What is the total impedance of a series AC circuit having a resistance of 6 ohms, an inductive reactance of 17 ohms, and zero capacitive reactance?

• A. 15 ohms
• B. 27 ohms
• C. 18 ohms
• D. 5 ohms

Answer: (C)

To find the total impedance in a series AC circuit that includes resistance and inductive reactance, you use the formula:

Z = √(R² + X_L²),

where Z is the total impedance, R is the resistance, and X_L is the inductive reactance.

In this case, the resistance (R) is 6 ohms, and the inductive reactance (X_L) is 17 ohms. Plugging these values into the formula, you calculate:

Z = √(6² + 17²)

= √(36 + 289)

= √325

= 18.03 ohms (approximately).

This rounds to 18 ohms, making it the correct calculation for total impedance in the circuit.

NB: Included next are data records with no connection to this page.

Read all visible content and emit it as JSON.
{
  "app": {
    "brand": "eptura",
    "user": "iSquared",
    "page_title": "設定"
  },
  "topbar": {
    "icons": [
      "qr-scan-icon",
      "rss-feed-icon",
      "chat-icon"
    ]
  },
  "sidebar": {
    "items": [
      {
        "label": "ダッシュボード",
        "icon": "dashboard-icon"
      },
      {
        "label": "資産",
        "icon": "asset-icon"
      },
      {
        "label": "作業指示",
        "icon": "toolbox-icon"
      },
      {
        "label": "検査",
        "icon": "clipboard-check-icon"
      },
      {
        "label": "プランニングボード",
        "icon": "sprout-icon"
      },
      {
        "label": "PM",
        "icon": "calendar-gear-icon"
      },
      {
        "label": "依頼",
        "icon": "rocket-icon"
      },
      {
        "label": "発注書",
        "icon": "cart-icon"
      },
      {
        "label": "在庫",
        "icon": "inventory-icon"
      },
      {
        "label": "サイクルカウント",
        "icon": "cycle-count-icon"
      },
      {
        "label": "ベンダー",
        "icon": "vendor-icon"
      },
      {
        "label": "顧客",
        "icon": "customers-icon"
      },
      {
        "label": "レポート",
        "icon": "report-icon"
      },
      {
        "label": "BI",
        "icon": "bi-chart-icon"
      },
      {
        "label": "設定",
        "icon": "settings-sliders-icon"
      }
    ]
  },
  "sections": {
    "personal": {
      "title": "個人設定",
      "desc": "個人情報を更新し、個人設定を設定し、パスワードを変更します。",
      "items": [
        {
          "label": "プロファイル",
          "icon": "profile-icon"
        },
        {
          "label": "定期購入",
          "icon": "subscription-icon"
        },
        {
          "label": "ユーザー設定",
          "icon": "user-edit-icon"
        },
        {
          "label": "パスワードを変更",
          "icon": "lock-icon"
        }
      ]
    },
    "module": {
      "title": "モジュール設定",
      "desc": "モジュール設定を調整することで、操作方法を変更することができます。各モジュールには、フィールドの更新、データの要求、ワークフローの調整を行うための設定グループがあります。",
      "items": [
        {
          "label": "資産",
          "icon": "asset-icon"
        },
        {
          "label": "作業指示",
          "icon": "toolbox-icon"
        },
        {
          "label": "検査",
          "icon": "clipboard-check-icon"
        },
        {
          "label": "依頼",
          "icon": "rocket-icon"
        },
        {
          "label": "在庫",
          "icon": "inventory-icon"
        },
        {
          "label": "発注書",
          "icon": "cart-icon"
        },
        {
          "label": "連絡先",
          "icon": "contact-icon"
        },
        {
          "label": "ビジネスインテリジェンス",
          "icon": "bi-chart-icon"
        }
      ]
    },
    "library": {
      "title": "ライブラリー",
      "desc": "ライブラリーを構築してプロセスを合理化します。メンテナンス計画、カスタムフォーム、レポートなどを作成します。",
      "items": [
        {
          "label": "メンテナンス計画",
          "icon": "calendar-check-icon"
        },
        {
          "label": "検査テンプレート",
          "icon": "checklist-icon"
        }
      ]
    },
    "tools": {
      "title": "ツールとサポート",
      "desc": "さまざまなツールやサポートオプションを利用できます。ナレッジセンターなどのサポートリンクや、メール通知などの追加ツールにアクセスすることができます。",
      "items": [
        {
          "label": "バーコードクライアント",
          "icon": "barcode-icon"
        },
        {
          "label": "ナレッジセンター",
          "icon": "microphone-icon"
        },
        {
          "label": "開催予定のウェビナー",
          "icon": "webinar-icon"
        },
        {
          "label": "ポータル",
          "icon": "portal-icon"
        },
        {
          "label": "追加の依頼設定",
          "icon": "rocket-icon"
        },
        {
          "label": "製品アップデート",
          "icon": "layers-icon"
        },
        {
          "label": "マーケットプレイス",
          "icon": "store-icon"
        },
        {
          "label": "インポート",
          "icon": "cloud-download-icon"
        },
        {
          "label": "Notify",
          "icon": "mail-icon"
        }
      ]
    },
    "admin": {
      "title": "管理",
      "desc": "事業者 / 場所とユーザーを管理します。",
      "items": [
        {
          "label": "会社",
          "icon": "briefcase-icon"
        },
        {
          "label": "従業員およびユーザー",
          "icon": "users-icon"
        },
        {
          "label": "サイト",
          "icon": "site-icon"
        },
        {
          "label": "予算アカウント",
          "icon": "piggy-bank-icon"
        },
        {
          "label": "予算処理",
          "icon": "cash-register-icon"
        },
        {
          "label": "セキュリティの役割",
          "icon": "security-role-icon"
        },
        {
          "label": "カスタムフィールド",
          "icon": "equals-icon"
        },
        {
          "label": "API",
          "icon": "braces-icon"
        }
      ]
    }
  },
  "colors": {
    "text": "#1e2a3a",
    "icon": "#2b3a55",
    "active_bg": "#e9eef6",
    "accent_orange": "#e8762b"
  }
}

This approach effectively illustrates how resistance adds to reactance in an AC circuit, leading to the total impedance being a combination of these two factors. The inductive reactance creates a phase shift, thereby affecting the overall impedance, but since there is no capacitive reactance present, the calculation remains straightforward with just the resistance and inductive reactance considered. Overall, understanding how to compute total impedance is crucial for evaluating AC circuits in practice.